Known as mincome, it’s Canada’s contribution to the bulk of evidence supporting basic income programs. Introduced in the 1970s the program saw citizens of a Manitoba town receive a minimum income every month until the program was cut in 1979.
No report was officially released, but economist Evelyn Forget conducted an analysis in 2011, which lends credence to a renewed look at basic income.
“She found things nobody was looking for,” says Sheila Regehr, chair of the Basic Income Canada Network, a non-profit, non-partisan group pushing the discussion on basic income policies.
“The people who reduced their work were students who got to stay in school longer and improve their economic prospects going forward, and women who were able to stay home a little bit longer with children when they gave birth,” she explains.
There were also noticeable impacts on public health. Hospital visits dropped by 8.5 percent, along with fewer work-related injuries and psychiatric hospitalizations.
Forget’s study concluded that there was a correlation between positive health impacts and the basic income program, even for those citizens who hadn’t received any of the funding.
By investing in basic income as “an ounce of prevention,” we’d save public dollars on healthcare spending well into the future.
That’s one of the biggest takeaways from Canada’s mincome experiment, says Regehr, and the findings add to the chorus of health professionals that are part of the network.
“There are a strong group of doctors [who] work with a lot of low income people and they realize that the prescription they really need to write for these people is for more income and they can’t do that,” she says.
But it’s not just doctors pushing for a conversation on basic income, it’s the very people that are part of what she calls the “new precariat.”
“There’s a whole new generation of young people coming up with an extremely different relationship with the labour market than what we used to have and they’re worried,” said Regehr.
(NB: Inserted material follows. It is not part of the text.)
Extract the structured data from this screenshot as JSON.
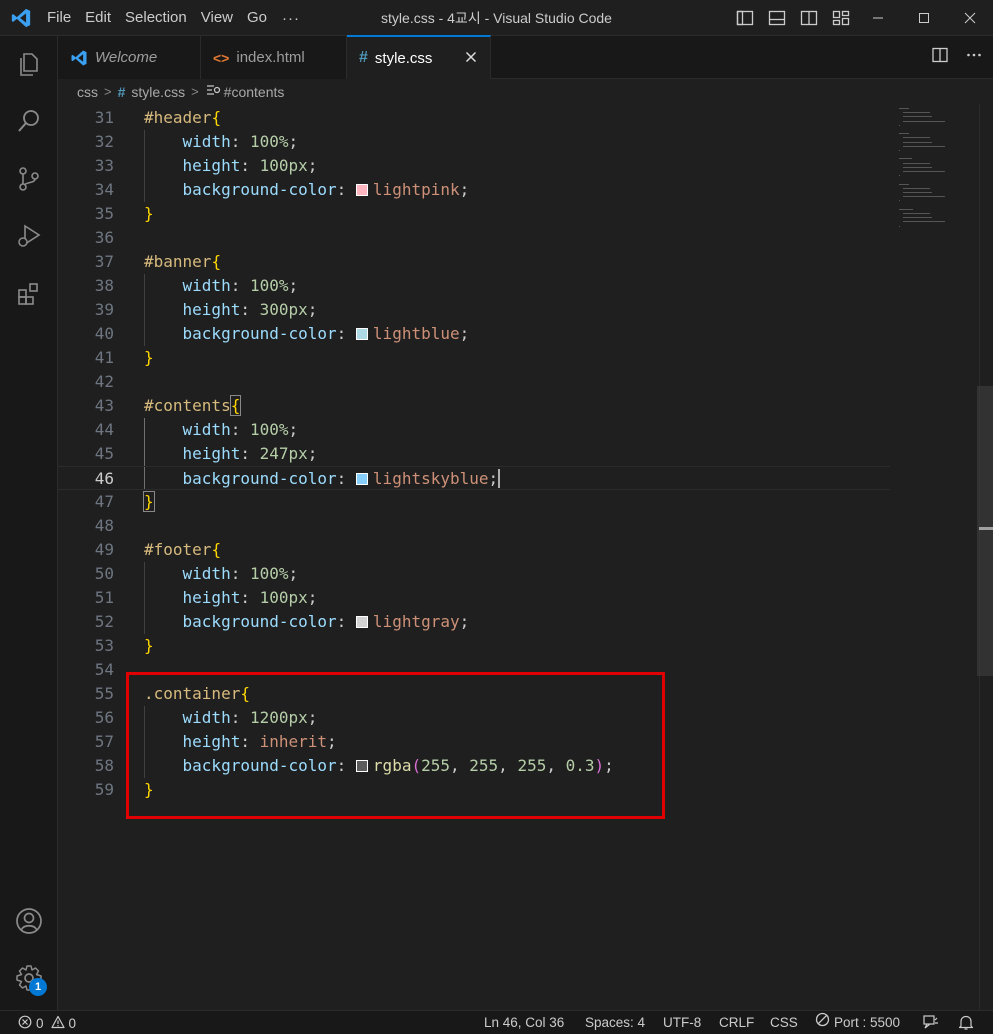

With an entire swath of the population staring down fewer jobs, increasing income inequality and little hope of achieving the financial success of the previous generation, we should be ripe for change.
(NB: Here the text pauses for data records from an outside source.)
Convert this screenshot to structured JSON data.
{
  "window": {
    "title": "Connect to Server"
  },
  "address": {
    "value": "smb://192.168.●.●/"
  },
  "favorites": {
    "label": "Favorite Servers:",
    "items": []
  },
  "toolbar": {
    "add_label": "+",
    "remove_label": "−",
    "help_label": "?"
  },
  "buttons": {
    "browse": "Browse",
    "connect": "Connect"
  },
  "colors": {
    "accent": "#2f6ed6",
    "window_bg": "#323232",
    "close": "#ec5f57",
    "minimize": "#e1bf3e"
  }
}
Twenty years down the road, we don’t know how our economy will look. We don’t know which jobs will still exist and which will be made obsolete by new technology.
“Those are all really tough things, and they’re going to take a while to work out. In the meantime people will continue to need to eat and put a roof over their heads and raise their kids and keep going,” Regehr says.
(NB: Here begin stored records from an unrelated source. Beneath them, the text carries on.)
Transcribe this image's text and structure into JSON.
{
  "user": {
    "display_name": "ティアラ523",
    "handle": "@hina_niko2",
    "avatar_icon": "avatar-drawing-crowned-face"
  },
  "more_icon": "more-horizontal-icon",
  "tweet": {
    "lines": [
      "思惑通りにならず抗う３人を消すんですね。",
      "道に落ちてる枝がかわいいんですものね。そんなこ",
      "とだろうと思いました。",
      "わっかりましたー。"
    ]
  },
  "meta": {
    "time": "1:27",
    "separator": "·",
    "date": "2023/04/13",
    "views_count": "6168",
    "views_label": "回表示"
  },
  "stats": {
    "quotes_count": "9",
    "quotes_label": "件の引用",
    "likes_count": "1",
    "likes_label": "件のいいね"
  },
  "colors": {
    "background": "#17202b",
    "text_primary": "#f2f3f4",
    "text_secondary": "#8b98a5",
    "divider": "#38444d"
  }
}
“[Basic income] is a policy that, despite some of it’s complexities, is much simpler, much quicker, and much more effective and efficient to do, that will help keep people going while we figure out all of these other problems.”
Santens is convinced that basic income will soon be the norm. Switzerland is heading to a national referendum on the issue in early June, and a major charitable organization just dedicated $30 million to run and gather data on basic income in Kenya and Uganda.
With growing economic inequality and fewer job opportunities, there’s no other alternative. As companies aim to increase their bottom line through automation and outsourcing, politicians shouldn’t be dedicated to bridging that ever-widening gap.
“If we get machines to do all that work, then we should be better off from that,” he says. “Basic income is an important next step for humanity... not just because of technology, but as a big step forward for progress.”